Il sogno della danza

Originario di Siracusa, Davis si era trasferito a Milano per proseguire gli studi e coltivare la sua passione per la danza. Era rientrato nella sua città natale da pochi giorni per trascorrervi qualche giorno di vacanza. Appassionato di danza fin da piccolo, nel 2022 era stato ammesso alla scuola di ballo dell'Accademia Teatro alla Scala. È così che si era trasferito a Milano, dove frequentava il liceo e nel frattempo calcava palcoscenici importanti. Classe 2010, Davis Aloschi aveva già calcato il palcoscenico del Teatro alla Scala in produzioni come Coppélia di Alexei Ratmansky e Lo Schiaccianoci di Rudolf Nureyev.
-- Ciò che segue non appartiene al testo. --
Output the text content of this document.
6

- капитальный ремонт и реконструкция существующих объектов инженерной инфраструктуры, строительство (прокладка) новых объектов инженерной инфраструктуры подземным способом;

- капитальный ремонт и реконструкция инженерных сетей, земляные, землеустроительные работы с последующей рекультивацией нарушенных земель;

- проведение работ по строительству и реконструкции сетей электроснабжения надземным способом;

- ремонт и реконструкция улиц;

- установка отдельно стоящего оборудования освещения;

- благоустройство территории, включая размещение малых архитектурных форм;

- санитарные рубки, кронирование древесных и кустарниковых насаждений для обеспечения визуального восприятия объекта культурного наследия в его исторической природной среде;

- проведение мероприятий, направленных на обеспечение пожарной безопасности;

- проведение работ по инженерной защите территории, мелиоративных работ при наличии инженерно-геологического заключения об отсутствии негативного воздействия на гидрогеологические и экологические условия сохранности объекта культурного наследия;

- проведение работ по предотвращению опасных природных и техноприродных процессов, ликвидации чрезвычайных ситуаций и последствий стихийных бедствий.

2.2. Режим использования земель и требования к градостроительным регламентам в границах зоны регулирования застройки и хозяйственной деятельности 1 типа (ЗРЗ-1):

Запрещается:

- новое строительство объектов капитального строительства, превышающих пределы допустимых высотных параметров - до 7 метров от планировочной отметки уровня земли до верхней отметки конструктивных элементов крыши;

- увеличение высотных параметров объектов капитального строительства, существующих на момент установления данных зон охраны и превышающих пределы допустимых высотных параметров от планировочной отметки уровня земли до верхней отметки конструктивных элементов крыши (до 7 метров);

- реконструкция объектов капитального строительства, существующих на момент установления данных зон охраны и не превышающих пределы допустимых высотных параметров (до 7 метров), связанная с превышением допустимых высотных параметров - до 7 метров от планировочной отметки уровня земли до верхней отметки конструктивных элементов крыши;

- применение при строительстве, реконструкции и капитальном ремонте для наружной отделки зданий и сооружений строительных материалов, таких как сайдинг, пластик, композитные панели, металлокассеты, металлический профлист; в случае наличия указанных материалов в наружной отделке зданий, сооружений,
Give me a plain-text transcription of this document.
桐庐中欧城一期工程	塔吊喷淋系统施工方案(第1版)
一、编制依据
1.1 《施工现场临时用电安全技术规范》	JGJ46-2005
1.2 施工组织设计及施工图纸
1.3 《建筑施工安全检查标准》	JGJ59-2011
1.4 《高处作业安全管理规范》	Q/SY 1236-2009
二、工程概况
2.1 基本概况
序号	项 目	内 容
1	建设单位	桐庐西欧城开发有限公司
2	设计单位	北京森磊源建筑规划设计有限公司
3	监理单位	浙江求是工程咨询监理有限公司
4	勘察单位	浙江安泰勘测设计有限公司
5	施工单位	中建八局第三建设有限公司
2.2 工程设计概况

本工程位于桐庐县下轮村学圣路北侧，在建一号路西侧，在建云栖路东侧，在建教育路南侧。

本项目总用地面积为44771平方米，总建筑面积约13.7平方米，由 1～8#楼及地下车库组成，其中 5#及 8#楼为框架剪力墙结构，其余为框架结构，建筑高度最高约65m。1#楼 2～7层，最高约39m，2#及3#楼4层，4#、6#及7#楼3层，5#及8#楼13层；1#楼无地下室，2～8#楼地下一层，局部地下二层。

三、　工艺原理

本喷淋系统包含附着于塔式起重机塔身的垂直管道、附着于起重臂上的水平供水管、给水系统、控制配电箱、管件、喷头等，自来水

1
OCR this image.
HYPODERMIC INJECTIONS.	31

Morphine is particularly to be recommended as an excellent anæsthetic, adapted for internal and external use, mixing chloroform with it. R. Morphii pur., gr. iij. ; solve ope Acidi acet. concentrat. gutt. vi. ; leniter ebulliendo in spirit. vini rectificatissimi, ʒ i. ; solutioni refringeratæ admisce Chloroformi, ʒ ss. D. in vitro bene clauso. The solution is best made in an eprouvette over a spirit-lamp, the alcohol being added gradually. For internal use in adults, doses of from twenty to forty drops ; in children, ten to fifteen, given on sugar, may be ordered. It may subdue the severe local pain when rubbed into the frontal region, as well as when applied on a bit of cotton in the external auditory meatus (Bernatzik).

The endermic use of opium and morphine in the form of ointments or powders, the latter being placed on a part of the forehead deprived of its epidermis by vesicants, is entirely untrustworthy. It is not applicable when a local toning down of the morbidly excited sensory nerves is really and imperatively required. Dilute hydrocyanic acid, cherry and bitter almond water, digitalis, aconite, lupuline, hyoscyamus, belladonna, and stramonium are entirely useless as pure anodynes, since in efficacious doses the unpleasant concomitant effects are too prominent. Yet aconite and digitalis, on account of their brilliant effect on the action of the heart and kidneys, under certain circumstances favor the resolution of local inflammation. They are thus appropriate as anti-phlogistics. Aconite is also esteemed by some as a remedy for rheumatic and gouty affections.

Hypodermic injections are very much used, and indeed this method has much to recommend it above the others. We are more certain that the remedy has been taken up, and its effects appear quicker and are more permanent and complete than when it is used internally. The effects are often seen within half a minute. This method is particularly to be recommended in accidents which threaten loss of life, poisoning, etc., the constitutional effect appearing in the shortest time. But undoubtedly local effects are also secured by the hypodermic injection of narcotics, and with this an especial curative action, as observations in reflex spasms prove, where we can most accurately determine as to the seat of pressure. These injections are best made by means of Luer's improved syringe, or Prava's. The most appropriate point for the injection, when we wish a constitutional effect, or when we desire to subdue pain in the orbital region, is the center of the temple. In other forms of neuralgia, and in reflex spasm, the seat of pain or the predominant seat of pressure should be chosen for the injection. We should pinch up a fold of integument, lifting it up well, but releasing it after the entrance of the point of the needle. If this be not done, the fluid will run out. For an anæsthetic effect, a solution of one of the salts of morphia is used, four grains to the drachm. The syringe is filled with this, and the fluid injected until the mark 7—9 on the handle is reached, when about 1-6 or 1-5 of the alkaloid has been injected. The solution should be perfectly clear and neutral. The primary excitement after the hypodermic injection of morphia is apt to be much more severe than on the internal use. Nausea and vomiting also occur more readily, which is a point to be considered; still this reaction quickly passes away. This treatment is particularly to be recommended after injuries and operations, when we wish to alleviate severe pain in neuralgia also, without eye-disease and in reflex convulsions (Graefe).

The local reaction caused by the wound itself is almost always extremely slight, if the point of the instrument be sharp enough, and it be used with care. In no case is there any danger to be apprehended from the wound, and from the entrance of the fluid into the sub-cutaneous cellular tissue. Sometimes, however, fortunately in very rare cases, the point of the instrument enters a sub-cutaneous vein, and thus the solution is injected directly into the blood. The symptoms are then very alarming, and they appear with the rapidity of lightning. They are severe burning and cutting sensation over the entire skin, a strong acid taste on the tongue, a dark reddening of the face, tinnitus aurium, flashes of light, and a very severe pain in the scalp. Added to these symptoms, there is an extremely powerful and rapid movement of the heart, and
Solare, generoso e animato da un forte spirito di solidarietà, si era destinto tanto per le capacità artistiche quando per le doti personali. 

Il ricordo dell'Accademia

La notizia ha profondamente colpito la comunità dell'Accademia milanese che ha espresso "immenso dolore e profondo sgomento" per la perdita del giovane danzatore. "Tutta l'istituzione – dal direttore, Frédéric Olivieri ai docenti e alle assistenti ai minori, ai compagni di corso, al personale del Convitto Nazionale Pietro Longone che lo ospitava a Milano - è sconvolta da una perdita così dolorosa e inaccettabile", si legge in un messaggio di cordoglio. L'Accademia ha ricordato il suo talento, la dedizione allo studio e le qualità umane che lo avevano reso amato da compagni e docenti. "La sua scomparsa lascia un vuoto incolmabile in tutta la comunità dell'Accademia, che si stringe in un abbraccio commosso alla famiglia di Davis", conclude il messaggio di cordoglio dell'istituzione.